Some Harvard students--most of whom grew up in cities, never shot a firearm, and were from liberal states--
spent several days traveling in small-town America as part of a school program:
Even though these kids had almost all been raised in the United States, our journey sometimes felt like an anthropology course, as though they were seeing the rest of the country for the first time. And this was their opening lesson.

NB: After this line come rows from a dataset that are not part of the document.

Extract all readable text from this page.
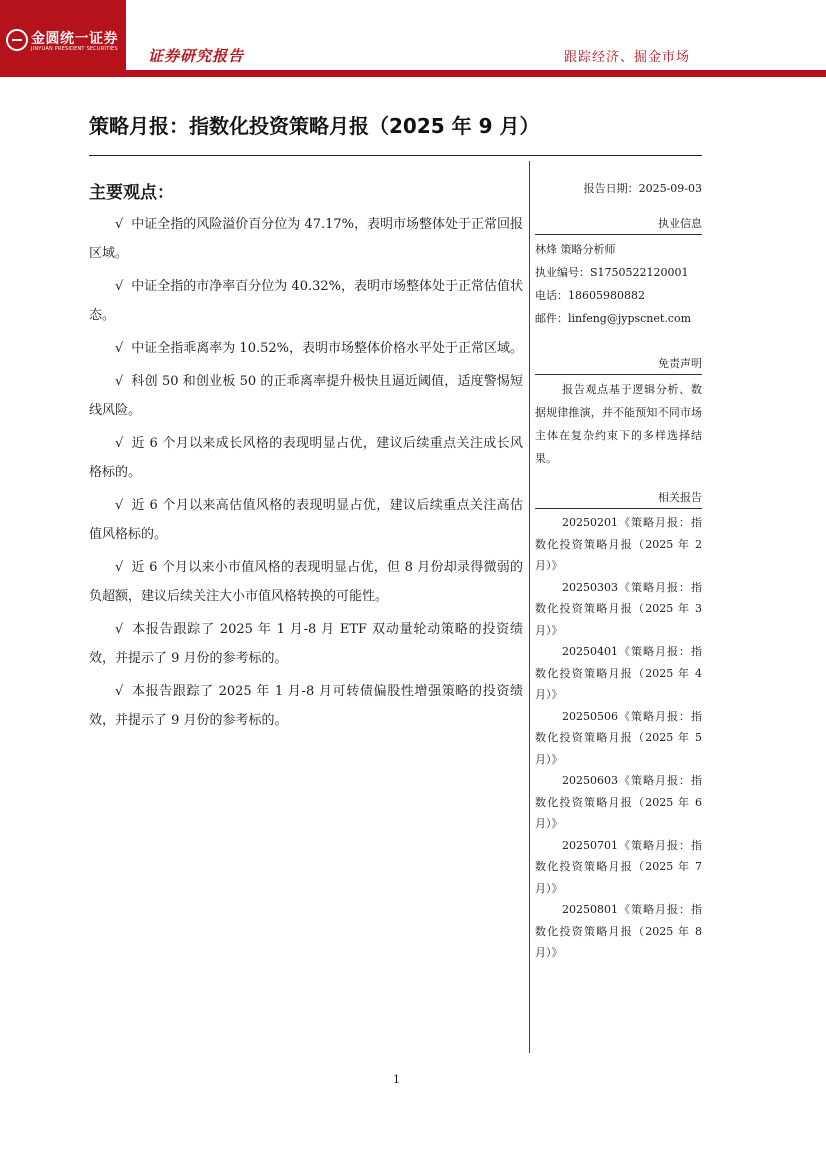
金圆统一证券
JINYUAN PRESIDENT SECURITIES 证券研究报告	跟踪经济、掘金市场
策略月报：指数化投资策略月报（2025 年 9 月）
主要观点：
√ 中证全指的风险溢价百分位为 47.17%，表明市场整体处于正常回报区域。
√ 中证全指的市净率百分位为 40.32%，表明市场整体处于正常估值状态。
√ 中证全指乖离率为 10.52%，表明市场整体价格水平处于正常区域。
√ 科创 50 和创业板 50 的正乖离率提升极快且逼近阈值，适度警惕短线风险。
√ 近 6 个月以来成长风格的表现明显占优，建议后续重点关注成长风格标的。
√ 近 6 个月以来高估值风格的表现明显占优，建议后续重点关注高估值风格标的。
√ 近 6 个月以来小市值风格的表现明显占优，但 8 月份却录得微弱的负超额，建议后续关注大小市值风格转换的可能性。
√ 本报告跟踪了 2025 年 1 月-8 月 ETF 双动量轮动策略的投资绩效，并提示了 9 月份的参考标的。
√ 本报告跟踪了 2025 年 1 月-8 月可转债偏股性增强策略的投资绩效，并提示了 9 月份的参考标的。
报告日期：2025-09-03
执业信息
林烽 策略分析师
执业编号：S1750522120001
电话：18605980882
邮件：linfeng@jypscnet.com
免责声明
报告观点基于逻辑分析、数据规律推演，并不能预知不同市场主体在复杂约束下的多样选择结果。
相关报告
20250201《策略月报：指数化投资策略月报（2025 年 2 月）》
20250303《策略月报：指数化投资策略月报（2025 年 3 月）》
20250401《策略月报：指数化投资策略月报（2025 年 4 月）》
20250506《策略月报：指数化投资策略月报（2025 年 5 月）》
20250603《策略月报：指数化投资策略月报（2025 年 6 月）》
20250701《策略月报：指数化投资策略月报（2025 年 7 月）》
20250801《策略月报：指数化投资策略月报（2025 年 8 月）》
1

Good experience, great story, and wonderful ending:
The students’ course was coming to an end, and while no-one got college credit or earned a grade, they had all passed my most important test. They had taken a walk down Main Street and made a lot more friends than judgments. They had learned that, in order to understand a country’s politics, you first have to understand its people. That means getting out of your bubble and spending time away from people like you. If you don’t, Kuang said, “you lose the ability to spark the evolution needed to bridge the country’s divide"...

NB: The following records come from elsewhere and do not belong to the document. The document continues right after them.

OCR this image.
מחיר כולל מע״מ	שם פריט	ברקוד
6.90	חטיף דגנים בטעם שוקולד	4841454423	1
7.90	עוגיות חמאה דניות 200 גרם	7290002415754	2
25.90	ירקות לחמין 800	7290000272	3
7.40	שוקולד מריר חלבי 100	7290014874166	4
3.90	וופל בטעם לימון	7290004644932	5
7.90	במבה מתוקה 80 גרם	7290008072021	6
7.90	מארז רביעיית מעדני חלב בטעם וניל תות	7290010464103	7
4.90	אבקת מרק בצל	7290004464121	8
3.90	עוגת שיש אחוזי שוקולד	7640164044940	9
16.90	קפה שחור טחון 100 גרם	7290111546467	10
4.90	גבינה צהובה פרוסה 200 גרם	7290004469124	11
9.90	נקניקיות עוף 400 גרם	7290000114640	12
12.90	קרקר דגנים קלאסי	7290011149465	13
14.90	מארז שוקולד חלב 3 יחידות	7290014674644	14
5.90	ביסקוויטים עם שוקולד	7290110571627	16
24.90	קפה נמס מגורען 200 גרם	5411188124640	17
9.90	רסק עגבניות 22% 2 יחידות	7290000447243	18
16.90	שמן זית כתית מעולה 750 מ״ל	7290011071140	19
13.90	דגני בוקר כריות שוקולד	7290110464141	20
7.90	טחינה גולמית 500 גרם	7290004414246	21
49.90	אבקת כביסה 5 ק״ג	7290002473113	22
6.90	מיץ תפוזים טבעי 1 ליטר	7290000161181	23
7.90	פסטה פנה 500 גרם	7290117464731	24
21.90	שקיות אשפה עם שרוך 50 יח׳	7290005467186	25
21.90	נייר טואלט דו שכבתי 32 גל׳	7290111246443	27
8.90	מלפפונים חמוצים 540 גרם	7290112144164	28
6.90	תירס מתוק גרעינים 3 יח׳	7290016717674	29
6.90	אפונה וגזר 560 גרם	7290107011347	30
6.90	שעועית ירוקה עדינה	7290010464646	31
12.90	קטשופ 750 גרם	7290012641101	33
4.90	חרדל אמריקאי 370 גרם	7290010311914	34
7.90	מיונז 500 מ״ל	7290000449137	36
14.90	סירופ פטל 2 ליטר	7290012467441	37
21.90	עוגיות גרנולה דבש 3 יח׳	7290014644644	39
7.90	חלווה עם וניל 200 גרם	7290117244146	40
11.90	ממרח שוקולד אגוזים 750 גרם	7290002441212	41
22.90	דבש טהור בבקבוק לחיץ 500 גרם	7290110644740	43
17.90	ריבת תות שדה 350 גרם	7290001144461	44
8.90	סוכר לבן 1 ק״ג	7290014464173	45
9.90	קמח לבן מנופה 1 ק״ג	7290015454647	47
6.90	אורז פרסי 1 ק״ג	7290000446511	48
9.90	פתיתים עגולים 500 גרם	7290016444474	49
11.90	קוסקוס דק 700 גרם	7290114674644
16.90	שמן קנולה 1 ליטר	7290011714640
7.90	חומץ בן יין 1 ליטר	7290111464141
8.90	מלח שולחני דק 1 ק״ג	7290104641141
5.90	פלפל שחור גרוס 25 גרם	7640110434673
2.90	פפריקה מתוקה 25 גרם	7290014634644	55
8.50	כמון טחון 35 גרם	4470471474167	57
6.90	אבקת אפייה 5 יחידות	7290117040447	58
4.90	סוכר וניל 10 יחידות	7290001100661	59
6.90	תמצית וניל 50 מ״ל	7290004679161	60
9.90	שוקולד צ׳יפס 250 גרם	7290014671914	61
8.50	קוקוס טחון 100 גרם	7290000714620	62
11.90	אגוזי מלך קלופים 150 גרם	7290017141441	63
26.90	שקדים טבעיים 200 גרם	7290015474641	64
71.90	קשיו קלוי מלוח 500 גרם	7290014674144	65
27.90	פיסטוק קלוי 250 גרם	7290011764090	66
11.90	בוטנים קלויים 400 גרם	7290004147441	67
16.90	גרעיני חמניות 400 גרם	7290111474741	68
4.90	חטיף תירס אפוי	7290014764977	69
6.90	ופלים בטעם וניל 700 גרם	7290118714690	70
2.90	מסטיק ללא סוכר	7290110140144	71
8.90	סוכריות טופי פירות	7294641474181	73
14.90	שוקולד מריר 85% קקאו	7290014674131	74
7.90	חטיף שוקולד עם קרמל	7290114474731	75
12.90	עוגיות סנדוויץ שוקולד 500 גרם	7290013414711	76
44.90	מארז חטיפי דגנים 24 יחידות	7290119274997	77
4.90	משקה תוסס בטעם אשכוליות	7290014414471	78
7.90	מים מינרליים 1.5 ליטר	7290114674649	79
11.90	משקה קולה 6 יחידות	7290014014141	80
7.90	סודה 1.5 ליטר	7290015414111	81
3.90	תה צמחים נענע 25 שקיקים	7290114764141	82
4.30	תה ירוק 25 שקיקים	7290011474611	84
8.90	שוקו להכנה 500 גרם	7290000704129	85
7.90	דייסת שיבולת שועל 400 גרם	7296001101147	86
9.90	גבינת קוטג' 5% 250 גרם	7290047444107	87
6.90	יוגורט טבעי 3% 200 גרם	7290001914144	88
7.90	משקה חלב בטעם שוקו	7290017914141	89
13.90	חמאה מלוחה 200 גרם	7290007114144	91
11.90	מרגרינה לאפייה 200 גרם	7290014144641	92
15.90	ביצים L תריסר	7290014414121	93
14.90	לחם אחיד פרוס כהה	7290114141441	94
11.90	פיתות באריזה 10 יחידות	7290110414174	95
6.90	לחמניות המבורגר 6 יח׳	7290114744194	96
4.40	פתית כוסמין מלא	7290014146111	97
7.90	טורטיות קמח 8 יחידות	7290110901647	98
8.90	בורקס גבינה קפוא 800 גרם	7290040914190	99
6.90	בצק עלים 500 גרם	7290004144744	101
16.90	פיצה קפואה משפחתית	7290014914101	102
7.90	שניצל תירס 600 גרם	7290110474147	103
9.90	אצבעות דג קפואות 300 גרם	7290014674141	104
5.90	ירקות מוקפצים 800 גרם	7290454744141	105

In our final week, the class attended Mass at St. Stanislaus, a Polish church in the Strip District of downtown Pittsburgh. Before then, only two of my students had stepped foot in a Catholic church.
At the end of Mass an older gentleman came up to me and said how nice it was to see young people dressed up and going to church. When I told him they were students from Harvard, he beamed.

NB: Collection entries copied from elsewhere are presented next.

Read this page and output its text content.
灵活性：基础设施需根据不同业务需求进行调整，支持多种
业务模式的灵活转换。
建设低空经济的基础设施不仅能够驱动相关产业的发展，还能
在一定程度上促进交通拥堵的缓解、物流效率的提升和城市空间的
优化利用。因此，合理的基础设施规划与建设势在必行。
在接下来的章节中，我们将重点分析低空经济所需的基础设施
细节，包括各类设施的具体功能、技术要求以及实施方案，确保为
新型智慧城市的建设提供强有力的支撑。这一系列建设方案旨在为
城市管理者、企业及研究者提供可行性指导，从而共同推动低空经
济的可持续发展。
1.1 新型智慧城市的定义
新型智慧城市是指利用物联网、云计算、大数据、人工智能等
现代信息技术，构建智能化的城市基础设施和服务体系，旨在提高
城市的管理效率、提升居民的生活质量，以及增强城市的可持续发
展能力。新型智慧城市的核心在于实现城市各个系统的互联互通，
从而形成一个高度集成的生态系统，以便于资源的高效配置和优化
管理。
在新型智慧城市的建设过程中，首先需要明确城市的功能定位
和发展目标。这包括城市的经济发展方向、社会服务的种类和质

“I have been reading for years that college kids these days are thin-skinned, what’s that word . . .? Snowbirds, snowflakes, anyways . . . that they have no easiness with meeting someone new or trying something different or won’t be open to opposing opinions,” he said.
He smiled as he gave my kids an approving thumbs-up.
“Don’t you just love when a stereotype is blown up right in front of you?”
Stereotypes were blown up on both sides.